In a democratic society where the freedom of association is guaranteed as one of the basic rights of the people, the number of groups that promote special interests tends to multiply as the people’s interests diversify. And as the number of special interest groups multiples, the functioning of the whole society, including that of the representative government, comes into conflict with the functioning of groups, which are subsystems of the society. The resulting loss of effectiveness of social action may be termed the “type-R” dysfunction, for it was Rousseau who foresaw this type of dysfunction for democratic societies. The majority rule ceases to be an effective method of reaching a social decision because “there are no longer as many votes as there are men but only as many votes as there are groups”.3

A social system is a complicated system as systems go, and a complex system is susceptible to a dysfunction that reflects inconsistency between different levels of the system. Consider, for example, the classic problem of organizing economic life based on the individual pursuit of self-interest. The problem of level-inconsistency arises in the preservation of limited resources, for example, because the pursuit of self-interest by individuals runs against the common interest of the overall system to preserve limited resources. This is the situation described by Garrett Hardin as “the tragedy of the commons”, and may therefore be termed the “type-H” dysfunction.4 The type-H dysfunction presents a special challenge for a democratic society because the common interest is not usually represented by any subsystem and, therefore, tends to be left unattended.

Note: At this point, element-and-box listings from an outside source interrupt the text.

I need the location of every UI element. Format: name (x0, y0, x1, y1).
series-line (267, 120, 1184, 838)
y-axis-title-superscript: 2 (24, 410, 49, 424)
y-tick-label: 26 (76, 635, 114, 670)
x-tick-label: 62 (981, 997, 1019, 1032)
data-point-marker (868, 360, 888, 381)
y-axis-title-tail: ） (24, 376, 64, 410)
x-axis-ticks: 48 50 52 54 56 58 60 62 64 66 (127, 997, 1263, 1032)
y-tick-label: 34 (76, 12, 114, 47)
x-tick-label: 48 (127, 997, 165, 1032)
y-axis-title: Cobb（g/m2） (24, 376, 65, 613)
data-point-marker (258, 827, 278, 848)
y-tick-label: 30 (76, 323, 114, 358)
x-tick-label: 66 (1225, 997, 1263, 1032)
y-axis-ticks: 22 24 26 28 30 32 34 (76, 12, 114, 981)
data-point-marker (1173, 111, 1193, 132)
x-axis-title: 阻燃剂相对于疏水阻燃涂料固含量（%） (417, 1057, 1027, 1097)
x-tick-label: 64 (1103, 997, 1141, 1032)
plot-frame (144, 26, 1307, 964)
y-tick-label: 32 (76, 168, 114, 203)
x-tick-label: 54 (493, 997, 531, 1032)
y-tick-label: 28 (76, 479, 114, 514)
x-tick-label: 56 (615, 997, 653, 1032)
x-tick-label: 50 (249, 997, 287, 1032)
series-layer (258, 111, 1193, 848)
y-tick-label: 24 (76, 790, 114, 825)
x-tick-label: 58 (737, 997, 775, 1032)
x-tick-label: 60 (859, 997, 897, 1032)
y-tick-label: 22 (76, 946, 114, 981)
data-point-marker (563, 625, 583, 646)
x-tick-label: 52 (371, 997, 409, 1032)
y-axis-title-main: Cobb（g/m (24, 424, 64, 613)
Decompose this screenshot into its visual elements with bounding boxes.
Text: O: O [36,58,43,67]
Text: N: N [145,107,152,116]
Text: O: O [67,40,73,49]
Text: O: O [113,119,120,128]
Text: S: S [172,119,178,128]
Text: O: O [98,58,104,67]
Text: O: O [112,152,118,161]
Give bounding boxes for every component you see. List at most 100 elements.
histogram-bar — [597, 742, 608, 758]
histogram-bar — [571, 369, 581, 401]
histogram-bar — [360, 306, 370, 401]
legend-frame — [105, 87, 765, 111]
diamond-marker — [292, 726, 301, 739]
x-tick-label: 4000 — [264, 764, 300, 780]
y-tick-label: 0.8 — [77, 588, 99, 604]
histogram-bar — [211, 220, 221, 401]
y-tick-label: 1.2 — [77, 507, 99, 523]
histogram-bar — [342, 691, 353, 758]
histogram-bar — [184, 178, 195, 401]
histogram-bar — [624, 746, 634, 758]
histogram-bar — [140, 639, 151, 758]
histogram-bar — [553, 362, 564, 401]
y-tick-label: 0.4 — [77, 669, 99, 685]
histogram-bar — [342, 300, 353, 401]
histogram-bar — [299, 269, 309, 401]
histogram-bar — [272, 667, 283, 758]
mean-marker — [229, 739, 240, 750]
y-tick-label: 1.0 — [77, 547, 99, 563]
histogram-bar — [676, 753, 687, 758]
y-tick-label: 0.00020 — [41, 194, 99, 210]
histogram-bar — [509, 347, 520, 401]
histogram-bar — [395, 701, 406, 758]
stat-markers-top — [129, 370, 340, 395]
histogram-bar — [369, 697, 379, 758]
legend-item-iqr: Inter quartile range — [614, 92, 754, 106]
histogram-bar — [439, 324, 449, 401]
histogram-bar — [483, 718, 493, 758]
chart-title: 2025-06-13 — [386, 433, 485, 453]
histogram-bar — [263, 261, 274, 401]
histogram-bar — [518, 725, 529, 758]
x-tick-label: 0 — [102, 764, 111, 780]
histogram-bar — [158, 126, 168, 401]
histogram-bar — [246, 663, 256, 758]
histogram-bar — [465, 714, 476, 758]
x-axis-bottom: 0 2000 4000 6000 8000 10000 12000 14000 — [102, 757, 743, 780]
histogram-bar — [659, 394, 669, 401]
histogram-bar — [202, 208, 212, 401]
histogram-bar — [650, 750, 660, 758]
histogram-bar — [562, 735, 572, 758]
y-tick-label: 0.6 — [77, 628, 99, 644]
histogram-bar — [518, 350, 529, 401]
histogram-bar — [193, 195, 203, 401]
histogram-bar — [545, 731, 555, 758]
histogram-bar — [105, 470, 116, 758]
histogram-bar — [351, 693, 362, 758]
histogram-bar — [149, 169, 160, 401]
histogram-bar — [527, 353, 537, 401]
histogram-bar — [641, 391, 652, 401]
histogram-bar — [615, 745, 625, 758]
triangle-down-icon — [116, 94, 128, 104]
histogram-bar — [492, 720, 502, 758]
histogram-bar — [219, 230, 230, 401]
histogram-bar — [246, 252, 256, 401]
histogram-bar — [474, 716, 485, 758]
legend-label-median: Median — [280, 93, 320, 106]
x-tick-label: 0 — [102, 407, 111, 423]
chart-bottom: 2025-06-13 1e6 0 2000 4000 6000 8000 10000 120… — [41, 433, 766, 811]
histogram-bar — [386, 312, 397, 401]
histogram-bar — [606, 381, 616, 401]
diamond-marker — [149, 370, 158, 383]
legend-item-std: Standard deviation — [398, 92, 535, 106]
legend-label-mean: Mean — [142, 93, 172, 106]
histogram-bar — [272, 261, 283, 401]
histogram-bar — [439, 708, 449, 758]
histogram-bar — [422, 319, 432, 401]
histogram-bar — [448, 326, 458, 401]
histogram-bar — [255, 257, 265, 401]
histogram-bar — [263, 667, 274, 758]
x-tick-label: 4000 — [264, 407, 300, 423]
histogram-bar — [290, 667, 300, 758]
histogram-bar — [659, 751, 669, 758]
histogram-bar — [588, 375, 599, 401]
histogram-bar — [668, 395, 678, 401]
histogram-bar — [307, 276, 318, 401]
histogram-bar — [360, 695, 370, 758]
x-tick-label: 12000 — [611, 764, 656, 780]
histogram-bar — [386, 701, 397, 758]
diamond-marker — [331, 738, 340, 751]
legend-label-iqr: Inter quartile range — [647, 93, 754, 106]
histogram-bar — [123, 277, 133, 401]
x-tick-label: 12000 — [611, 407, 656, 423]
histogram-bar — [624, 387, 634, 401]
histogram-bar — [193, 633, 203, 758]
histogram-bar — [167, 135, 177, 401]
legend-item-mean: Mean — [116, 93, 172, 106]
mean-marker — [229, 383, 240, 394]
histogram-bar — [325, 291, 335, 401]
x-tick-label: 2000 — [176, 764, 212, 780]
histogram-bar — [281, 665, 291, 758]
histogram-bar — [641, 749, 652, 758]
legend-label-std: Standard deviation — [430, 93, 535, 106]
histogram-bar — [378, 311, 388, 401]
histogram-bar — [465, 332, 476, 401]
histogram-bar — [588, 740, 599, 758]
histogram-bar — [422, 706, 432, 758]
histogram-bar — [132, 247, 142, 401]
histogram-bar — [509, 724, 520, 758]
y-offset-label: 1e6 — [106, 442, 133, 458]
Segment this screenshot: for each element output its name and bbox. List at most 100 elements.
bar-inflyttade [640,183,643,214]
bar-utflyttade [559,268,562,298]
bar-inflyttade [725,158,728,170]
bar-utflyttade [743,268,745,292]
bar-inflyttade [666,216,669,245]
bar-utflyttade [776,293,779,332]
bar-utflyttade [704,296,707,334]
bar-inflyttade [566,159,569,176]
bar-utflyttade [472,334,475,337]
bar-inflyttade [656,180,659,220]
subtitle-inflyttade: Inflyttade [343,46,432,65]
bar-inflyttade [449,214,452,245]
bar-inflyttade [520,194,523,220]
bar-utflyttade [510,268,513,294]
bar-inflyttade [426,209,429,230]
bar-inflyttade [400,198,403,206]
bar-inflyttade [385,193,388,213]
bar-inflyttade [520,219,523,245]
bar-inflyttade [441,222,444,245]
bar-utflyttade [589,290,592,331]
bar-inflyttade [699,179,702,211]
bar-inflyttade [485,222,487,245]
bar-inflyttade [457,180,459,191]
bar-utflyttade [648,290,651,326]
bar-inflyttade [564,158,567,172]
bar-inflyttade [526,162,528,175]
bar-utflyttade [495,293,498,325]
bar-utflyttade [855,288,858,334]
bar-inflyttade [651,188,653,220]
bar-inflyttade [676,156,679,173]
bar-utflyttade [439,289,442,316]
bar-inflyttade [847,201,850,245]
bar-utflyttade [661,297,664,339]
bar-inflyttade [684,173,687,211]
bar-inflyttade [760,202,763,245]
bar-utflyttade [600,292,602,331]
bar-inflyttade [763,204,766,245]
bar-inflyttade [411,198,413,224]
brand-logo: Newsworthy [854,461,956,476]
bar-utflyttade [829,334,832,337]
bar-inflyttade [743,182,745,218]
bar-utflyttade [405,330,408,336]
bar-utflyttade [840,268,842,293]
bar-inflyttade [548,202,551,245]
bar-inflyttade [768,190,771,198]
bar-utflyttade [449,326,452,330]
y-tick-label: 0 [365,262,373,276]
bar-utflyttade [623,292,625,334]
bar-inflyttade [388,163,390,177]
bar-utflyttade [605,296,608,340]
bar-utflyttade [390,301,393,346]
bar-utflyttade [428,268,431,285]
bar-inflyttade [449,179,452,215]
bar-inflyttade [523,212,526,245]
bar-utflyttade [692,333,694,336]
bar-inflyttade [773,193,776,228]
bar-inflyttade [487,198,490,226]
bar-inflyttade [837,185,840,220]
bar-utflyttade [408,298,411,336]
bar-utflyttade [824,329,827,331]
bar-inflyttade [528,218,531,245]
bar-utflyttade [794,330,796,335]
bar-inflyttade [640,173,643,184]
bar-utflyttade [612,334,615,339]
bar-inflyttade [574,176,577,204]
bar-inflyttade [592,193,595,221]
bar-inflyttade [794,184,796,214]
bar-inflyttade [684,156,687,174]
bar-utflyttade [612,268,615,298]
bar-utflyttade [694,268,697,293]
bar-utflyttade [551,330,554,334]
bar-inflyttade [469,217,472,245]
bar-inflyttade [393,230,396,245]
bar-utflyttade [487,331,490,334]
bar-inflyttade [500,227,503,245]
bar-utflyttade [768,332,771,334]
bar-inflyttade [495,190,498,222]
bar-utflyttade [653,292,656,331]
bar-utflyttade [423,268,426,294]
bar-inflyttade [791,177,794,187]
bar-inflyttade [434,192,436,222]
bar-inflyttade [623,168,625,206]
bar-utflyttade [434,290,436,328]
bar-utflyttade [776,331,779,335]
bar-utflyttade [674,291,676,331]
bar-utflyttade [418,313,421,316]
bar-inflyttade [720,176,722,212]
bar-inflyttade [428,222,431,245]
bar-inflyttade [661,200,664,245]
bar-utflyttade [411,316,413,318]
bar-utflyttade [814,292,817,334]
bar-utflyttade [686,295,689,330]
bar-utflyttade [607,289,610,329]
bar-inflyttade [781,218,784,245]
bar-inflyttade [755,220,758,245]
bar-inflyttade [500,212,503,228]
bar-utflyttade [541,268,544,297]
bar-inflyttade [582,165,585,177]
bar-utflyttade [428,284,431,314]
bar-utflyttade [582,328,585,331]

Given that democracy is not immune from these dysfunctions, we may well wonder whether a democratic form of government is one phase in human history which is destined to be replaced by some other form of government. We may indeed recall how Plato warned of the possibility that democracy may pass into despotism. In fact, democratic societies, if not an endangered species, only occupy a limited niche in the eco-system of human societies.

The fact of the matter is that democracy, like any other social system, does not offer a complete solution to the problem of organizing social life. Though incomplete, democracy offers the best hope for the betterment of the human condition in that it allows the people to be the master of their own affairs not only in the political arena but also in the cultural and economic arenas. Institutional reforms are certainly needed if we are to rid a democratic society of the symptoms of these dysfunctions. However, no amount of institutional reform would rid democracy of these dysfunctions unless the people become fully aware of the full implications of their sovereign power invested in them.

  1. A detailed discussion of the four types of dysfunction of democracy is found in: Koizumi, Tetsunori, “Knowledge, Power, and Democracy”, Cybernetica, 31(3), 1988, pp. 215-224.
  2. See Merton, Robert K., Social Theory and Social Structure, Glencoe: Free Press, 1957.
  3. See Rousseau, Jean Jacques, The Social Contract, Harmondsworth: Penguin Books, 1968, p.73.
  4. See Hardin, Garrett, “the Tragedy of e Commons”, Science, 162, 1968, pp. 1243-1248.